I think I have already said in my previous answer that the elections planned for May 25 are important as a democratic mechanism – provided that necessary conditions to hold them are secured. And these conditions are elementary: the Kiev de-facto authorities must stop killing their own people in the East and South of Ukraine and must involve them, through their legitimate representatives, into a fully inclusive national dialogue on a future Ukrainian constitution. If these conditions are met people from all parts of Ukraine will be able to make their free choice. And we firmly believe that it is Ukrainians themselves, and not anybody from outside, who are to decide on what kind of a country they want to live in. And yes, we encourage them in this feeling.

How do you assess the impact of the sanctions that the USA and the EU have implemented? Do you fear stage three sanctions?

We fear nothing. And nobody. The sanctions demonstrate nothing less than a serious lack of wisdom and diplomatic skill on the part of our American and European partners. Confrontation is not our choice; it leads nowhere. We still believe reason and logic should prevail. If so-called “stage three” sanctions are introduced the EU will suffer most – worse than Russia and certainly worse than the US. Should the EU shoot itself in the foot? The choice is yours, indeed.

In your article on the home page of the Russian delegation to the EU you write about “Russophobia”. Others would argue that this is not an example of Russophobia but only critique of Russian actions towards the Ukraine?

Let me first give you just two examples to support my view. Among the few people who are actually happy with the latest gruesome turn of events are the leaders of NATO. As if the Ukrainian crisis was a God’s gift for the Alliance, providing it with a much-needed “raison d’être” in the post-Afghanistan period. But what does NATO build-up in the Baltic region have to do with Ukraine, other that expanding the artificial notion of “Russian menace”? Secondly, how would you explain senior EU politicians shaking hands with the leader of a Ukrainian party (currently part of the governing coalition) that has proclaimed its goal as “cleansing Ukraine of Jews and Russians” and described as racist, xenophobic and anti-Semitic by no one else than the European Parliament?

Generally speaking, criticism is in fact welcome.
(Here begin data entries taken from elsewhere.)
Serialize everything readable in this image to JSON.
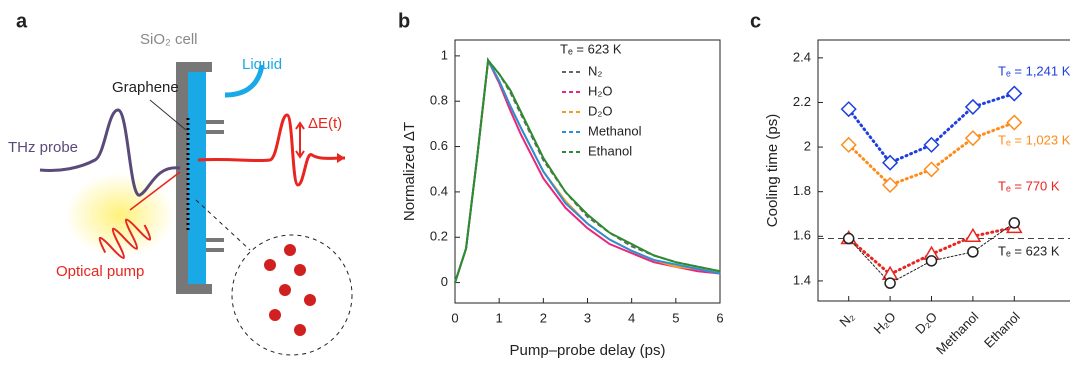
{
  "panel_labels": [
    "a",
    "b",
    "c"
  ],
  "diagram": {
    "cell_label": "SiO₂ cell",
    "liquid_label": "Liquid",
    "graphene_label": "Graphene",
    "probe_label": "THz probe",
    "field_label": "ΔE(t)",
    "pump_label": "Optical pump"
  },
  "chart_data": [
    {
      "type": "line",
      "xlabel": "Pump–probe delay (ps)",
      "ylabel": "Normalized ΔT",
      "legend_title": "Tₑ = 623 K",
      "x": [
        0,
        0.25,
        0.5,
        0.75,
        1,
        1.25,
        1.5,
        2,
        2.5,
        3,
        3.5,
        4,
        4.5,
        5,
        5.5,
        6
      ],
      "series": [
        {
          "name": "N₂",
          "color": "#666666",
          "values": [
            0,
            0.15,
            0.55,
            0.98,
            0.92,
            0.84,
            0.74,
            0.54,
            0.4,
            0.29,
            0.22,
            0.16,
            0.12,
            0.09,
            0.07,
            0.05
          ]
        },
        {
          "name": "H₂O",
          "color": "#e8267a",
          "values": [
            0,
            0.15,
            0.55,
            0.98,
            0.88,
            0.76,
            0.65,
            0.46,
            0.33,
            0.24,
            0.17,
            0.13,
            0.09,
            0.07,
            0.05,
            0.04
          ]
        },
        {
          "name": "D₂O",
          "color": "#f59a22",
          "values": [
            0,
            0.15,
            0.55,
            0.98,
            0.89,
            0.78,
            0.68,
            0.49,
            0.36,
            0.26,
            0.19,
            0.14,
            0.1,
            0.07,
            0.06,
            0.04
          ]
        },
        {
          "name": "Methanol",
          "color": "#2a8fd8",
          "values": [
            0,
            0.15,
            0.55,
            0.98,
            0.89,
            0.78,
            0.68,
            0.49,
            0.35,
            0.26,
            0.19,
            0.14,
            0.1,
            0.08,
            0.06,
            0.04
          ]
        },
        {
          "name": "Ethanol",
          "color": "#2e8b2e",
          "values": [
            0,
            0.15,
            0.55,
            0.98,
            0.92,
            0.85,
            0.75,
            0.55,
            0.4,
            0.3,
            0.22,
            0.17,
            0.12,
            0.09,
            0.07,
            0.05
          ]
        }
      ],
      "xlim": [
        0,
        6
      ],
      "xticks": [
        0,
        1,
        2,
        3,
        4,
        5,
        6
      ],
      "ylim": [
        -0.09,
        1.07
      ],
      "yticks": [
        0,
        0.2,
        0.4,
        0.6,
        0.8,
        1.0
      ]
    },
    {
      "type": "scatter-line",
      "ylabel": "Cooling time (ps)",
      "categories": [
        "N₂",
        "H₂O",
        "D₂O",
        "Methanol",
        "Ethanol"
      ],
      "reference_line": 1.59,
      "series": [
        {
          "label": "Tₑ = 1,241 K",
          "color": "#1f3fe0",
          "marker": "diamond",
          "values": [
            2.17,
            1.93,
            2.01,
            2.18,
            2.24
          ]
        },
        {
          "label": "Tₑ = 1,023 K",
          "color": "#ff8c1a",
          "marker": "diamond",
          "values": [
            2.01,
            1.83,
            1.9,
            2.04,
            2.11
          ]
        },
        {
          "label": "Tₑ = 770 K",
          "color": "#e8251f",
          "marker": "triangle",
          "values": [
            1.59,
            1.43,
            1.52,
            1.6,
            1.64
          ]
        },
        {
          "label": "Tₑ = 623 K",
          "color": "#222222",
          "marker": "circle",
          "values": [
            1.59,
            1.39,
            1.49,
            1.53,
            1.66
          ]
        }
      ],
      "ylim": [
        1.31,
        2.48
      ],
      "yticks": [
        1.4,
        1.6,
        1.8,
        2.0,
        2.2,
        2.4
      ]
    }
  ]
}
But phobia is radically different: while serious criticism always draws a nuanced picture, takes into consideration concerns and arguments of all parties involved and avoids one-sided simplistic explanations, phobia, on the contrary, is based on a dichotomy, clear-cut black and white approaches and ready-made answers to difficult multidimensional questions. So I call on you and on your readers to analyse again what has been said and written on Russia and Ukraine and draw your own independent conclusions. Not those imposed on you by others.